My email inbox and comment section are filled with King-like accusatory sentiments that to oppose Torture is to defend Terrorists, because Terrorists deserve to be tortured, and that to oppose their abuse is to be treasonous because it’s terrible to care if Terrorists are abused, etc. etc.  In his 1795 essay, which he entitled Dissertations on First Principles of Government, Thomas Paine wrote this as his last paragraph:

An avidity to punish is always dangerous to liberty. It leads men to stretch, to misinterpret, and to misapply even the best of laws.

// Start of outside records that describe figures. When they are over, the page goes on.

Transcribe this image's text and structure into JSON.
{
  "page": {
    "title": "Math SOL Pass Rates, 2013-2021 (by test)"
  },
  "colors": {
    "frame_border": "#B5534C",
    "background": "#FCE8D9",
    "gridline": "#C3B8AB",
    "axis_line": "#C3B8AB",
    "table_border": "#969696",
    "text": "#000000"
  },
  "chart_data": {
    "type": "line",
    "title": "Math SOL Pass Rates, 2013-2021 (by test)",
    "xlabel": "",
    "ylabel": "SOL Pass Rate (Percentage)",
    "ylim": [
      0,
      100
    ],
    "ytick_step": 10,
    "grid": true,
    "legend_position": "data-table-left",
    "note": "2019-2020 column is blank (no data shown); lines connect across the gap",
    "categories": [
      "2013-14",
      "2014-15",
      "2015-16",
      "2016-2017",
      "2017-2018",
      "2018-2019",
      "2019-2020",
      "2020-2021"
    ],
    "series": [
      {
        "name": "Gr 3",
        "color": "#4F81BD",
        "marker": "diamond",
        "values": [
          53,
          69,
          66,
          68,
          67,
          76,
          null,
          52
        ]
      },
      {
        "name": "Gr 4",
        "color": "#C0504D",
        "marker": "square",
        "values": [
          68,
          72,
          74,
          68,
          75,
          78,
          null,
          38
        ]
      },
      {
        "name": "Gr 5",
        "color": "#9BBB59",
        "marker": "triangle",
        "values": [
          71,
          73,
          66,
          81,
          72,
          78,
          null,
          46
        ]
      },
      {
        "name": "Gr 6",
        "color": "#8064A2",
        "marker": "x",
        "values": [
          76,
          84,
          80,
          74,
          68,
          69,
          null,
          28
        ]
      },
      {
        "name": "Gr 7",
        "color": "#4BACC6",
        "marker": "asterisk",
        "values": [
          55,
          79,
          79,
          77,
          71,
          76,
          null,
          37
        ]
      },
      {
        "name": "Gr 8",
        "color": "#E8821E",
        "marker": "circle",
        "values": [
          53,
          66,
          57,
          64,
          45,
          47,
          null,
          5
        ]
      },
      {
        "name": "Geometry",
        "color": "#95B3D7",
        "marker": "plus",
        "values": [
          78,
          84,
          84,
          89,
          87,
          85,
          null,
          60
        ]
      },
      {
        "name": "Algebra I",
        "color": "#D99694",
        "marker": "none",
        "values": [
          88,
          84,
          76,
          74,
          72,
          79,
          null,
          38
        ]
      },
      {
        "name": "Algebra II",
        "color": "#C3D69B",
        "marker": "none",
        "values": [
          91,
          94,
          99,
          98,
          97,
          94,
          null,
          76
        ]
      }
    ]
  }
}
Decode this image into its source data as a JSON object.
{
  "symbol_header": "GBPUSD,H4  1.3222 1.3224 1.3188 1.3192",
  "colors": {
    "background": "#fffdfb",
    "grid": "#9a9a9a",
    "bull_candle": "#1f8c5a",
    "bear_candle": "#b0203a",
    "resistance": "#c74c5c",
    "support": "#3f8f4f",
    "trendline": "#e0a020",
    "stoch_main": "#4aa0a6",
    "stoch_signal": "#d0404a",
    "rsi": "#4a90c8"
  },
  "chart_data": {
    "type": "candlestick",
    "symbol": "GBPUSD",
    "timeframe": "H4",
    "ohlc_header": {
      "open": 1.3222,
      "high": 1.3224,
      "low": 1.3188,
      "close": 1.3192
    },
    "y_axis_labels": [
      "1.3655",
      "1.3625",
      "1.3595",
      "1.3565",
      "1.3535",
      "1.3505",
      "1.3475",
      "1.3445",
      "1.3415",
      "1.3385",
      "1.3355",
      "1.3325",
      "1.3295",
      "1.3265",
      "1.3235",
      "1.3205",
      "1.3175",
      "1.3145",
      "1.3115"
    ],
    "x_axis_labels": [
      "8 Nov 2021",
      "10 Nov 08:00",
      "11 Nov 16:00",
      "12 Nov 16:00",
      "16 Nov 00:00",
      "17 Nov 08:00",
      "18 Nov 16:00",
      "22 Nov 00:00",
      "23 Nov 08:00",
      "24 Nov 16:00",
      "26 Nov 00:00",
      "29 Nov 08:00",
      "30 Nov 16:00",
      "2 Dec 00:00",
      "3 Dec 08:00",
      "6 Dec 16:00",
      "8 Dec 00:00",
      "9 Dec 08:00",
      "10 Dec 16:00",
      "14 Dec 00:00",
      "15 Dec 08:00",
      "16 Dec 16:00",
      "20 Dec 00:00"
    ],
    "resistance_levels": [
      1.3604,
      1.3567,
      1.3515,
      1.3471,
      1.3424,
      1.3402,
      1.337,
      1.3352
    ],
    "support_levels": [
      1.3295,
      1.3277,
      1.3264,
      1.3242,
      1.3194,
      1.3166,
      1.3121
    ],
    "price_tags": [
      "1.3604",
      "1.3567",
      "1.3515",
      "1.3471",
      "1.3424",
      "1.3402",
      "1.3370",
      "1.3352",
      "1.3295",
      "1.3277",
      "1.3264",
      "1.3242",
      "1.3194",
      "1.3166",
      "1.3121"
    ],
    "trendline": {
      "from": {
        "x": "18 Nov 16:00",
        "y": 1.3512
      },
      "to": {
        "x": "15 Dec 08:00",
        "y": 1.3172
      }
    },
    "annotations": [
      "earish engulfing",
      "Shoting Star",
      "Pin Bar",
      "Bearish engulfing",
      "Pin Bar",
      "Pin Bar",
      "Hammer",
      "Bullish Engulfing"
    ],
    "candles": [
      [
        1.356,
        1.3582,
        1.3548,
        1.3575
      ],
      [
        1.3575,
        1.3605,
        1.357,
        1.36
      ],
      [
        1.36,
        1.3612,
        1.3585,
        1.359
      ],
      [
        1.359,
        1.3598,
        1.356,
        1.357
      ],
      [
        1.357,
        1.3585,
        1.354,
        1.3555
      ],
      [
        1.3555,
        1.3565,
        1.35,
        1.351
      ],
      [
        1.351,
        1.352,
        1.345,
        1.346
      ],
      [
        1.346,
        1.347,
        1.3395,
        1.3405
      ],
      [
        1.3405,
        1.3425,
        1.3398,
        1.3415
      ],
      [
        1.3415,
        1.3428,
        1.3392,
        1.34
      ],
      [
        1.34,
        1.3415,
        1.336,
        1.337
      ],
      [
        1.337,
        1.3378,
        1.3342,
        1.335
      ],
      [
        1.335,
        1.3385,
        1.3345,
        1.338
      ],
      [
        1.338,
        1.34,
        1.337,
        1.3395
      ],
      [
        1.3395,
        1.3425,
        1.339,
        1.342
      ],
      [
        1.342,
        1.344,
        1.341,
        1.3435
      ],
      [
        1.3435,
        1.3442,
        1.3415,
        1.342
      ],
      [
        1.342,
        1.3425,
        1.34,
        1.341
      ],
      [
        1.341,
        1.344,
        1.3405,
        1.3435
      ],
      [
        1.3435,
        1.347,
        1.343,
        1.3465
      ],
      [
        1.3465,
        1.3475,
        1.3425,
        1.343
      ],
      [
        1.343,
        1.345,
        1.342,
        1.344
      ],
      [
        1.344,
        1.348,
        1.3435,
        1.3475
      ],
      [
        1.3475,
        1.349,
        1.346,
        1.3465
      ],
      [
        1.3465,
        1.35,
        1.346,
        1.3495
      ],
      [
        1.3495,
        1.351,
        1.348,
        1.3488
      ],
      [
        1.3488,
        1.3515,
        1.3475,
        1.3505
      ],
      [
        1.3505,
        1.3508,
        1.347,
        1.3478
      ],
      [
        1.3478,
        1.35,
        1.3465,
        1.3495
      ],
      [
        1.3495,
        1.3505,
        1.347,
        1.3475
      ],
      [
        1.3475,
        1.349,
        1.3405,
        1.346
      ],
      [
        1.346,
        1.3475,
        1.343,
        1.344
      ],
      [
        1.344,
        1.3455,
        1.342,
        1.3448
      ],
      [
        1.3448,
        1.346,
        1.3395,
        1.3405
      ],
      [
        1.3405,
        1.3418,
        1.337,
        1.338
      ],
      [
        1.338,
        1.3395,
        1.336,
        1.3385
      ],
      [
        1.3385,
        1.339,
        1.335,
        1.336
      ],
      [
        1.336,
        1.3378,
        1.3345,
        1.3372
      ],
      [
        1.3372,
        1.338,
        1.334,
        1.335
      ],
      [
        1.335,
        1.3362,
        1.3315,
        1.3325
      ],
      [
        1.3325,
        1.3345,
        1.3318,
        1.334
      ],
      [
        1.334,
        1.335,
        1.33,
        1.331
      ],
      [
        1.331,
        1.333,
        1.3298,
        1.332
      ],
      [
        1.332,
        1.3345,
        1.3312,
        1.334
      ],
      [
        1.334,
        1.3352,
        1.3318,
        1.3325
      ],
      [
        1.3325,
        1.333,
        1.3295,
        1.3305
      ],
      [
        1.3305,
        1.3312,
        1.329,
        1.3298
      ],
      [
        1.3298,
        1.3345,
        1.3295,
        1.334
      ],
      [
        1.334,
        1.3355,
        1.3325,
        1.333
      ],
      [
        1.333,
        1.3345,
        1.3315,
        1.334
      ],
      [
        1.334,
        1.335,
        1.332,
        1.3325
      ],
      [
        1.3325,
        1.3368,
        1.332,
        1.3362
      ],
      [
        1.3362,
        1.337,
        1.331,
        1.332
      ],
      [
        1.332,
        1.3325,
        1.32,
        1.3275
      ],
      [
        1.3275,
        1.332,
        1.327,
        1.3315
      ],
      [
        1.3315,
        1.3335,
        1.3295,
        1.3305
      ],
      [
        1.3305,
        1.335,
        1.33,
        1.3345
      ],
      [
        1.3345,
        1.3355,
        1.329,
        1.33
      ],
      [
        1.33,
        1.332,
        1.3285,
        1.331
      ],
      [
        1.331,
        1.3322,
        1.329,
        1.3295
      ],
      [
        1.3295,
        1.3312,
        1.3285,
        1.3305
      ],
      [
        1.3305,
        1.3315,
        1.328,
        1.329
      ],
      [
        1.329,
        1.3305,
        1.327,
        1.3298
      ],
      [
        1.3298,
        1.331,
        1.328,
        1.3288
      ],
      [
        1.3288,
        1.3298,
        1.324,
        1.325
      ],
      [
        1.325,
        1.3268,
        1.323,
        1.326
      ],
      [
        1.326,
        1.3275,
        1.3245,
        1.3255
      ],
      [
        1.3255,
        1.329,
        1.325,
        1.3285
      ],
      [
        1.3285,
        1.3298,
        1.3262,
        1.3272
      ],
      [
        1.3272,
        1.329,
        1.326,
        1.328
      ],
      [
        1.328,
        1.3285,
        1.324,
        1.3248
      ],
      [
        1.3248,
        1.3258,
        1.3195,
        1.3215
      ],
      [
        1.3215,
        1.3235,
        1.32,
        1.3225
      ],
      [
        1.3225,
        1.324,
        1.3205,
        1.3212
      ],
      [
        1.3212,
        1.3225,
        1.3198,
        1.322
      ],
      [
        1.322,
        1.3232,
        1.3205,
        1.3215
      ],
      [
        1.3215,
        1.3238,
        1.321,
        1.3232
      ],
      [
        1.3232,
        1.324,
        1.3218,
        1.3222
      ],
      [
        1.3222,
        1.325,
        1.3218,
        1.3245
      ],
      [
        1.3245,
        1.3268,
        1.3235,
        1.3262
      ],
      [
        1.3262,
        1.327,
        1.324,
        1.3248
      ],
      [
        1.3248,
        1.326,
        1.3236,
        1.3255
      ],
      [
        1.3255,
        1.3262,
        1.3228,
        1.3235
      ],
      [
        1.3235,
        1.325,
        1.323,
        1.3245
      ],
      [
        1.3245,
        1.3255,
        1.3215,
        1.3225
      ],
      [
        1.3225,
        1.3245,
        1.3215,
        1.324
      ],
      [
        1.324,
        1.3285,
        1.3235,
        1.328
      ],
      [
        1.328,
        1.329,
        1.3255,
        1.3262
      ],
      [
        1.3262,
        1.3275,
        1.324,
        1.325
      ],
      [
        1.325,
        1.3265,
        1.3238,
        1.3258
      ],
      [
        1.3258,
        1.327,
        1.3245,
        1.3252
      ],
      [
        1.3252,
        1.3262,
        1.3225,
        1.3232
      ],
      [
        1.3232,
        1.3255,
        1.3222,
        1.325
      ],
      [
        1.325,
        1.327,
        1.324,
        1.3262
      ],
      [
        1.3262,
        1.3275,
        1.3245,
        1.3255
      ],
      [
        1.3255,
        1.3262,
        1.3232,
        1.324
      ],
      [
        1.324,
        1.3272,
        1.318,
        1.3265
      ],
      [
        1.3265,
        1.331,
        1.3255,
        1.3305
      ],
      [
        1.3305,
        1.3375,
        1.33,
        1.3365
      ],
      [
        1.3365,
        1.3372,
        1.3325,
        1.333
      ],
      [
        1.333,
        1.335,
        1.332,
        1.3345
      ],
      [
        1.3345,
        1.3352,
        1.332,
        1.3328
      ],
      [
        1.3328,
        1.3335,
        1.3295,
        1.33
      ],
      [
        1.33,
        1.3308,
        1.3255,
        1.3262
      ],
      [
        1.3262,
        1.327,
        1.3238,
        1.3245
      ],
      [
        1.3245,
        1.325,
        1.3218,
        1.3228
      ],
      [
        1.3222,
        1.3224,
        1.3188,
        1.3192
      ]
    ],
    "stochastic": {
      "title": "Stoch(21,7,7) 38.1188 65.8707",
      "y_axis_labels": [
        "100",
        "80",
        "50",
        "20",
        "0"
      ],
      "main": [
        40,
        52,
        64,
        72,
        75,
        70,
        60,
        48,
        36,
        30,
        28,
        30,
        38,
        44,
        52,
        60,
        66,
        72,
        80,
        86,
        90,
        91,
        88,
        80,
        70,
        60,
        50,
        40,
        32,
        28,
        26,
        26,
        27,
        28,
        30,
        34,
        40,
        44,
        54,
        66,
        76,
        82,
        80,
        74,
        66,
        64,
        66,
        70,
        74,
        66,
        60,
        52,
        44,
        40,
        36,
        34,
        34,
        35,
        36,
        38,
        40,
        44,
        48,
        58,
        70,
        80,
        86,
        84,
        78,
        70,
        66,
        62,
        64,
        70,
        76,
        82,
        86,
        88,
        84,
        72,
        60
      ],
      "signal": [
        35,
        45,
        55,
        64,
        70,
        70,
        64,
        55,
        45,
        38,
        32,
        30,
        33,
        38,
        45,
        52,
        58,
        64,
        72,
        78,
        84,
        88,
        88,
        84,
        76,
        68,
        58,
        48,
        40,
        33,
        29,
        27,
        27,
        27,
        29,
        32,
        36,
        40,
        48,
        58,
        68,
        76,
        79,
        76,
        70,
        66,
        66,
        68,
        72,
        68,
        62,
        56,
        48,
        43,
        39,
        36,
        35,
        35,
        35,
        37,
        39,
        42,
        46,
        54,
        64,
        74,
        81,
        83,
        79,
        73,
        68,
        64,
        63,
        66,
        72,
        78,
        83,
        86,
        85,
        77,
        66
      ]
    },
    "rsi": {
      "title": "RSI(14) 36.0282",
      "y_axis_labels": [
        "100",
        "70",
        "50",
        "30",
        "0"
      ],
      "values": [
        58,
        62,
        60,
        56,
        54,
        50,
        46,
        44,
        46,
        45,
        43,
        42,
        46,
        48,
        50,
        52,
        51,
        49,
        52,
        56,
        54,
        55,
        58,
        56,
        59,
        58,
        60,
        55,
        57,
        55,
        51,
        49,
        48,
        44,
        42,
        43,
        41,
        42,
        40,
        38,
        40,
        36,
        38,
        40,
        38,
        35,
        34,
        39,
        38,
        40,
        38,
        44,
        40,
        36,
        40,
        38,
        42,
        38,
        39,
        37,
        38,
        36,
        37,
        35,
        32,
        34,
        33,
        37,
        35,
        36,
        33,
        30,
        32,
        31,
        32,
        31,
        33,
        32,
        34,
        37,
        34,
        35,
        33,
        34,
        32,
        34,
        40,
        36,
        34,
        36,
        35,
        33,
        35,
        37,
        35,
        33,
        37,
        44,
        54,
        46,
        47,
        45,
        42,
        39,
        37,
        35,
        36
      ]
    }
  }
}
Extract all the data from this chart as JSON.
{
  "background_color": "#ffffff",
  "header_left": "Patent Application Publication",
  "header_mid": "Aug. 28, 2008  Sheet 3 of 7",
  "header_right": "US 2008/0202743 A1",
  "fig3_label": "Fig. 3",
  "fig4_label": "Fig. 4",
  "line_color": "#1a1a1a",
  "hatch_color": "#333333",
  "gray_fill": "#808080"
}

He that would make his own liberty secure must guard even his enemy from oppression; for if he violates this duty he establishes a precedent that will reach to himself.

Can that be any clearer?  Of course, Paine also wrote in Common Sense that “so far as we approve of monarchy, that in America the law is king” and “in free countries the law ought to be king; and there ought to be no other.”  And in his Dissertations, he also wrote:

The executive is not invested with the power of deliberating whether it shall act or not; it has no discretionary authority in the case; for it can act no other thing than what the laws decree, and it is obliged to act conformably thereto. . . .

For anyone who believes in the basic principles of the founding, the fact that these acts of torture are illegal — felonies — ought to end the discussion about whether they were justified.

Few things are more repellent than watching the contemporary Right in America invoke the principles of the Founders — in general — to justify their warped and lawless authoritarianism.  But nothing is more repulsive than watching them pretend that Thomas Paine — of all people — has anything to do with them (Glenn Beck actually wrote his most recent book based on the explicit pretense that he is the modern day Paine).  Any casual reading of Paine makes clear that, today, he would be so far on what is deemed the “left” side of the spectrum that you’d be unable to find him.  Paine is nothing but what Joe Klein refers to as a “crazy civil liberties absolutist” and what Rush Limbaugh similarly calls “far, fringe, lunatic kooks, far left radical lunatic fringe.” 

The Right today argues that condemning torture is wrong because the people who were tortured were just Terrorists — barely human — and they deserve no defense, not even the force of law.  Thomas Paine argued as a first principle that those devoted to liberty “must guard even his enemy from oppression.”  Could the contrast be any more stark?

 

UPDATE:  The version of the IG Report released yesterday was heavily, heavily redacted.  It is now being reported that several of the redacted provisions detailed at least some of the deaths of detainees at the hands of their U.S. captors, while other detainees were simply “lost.”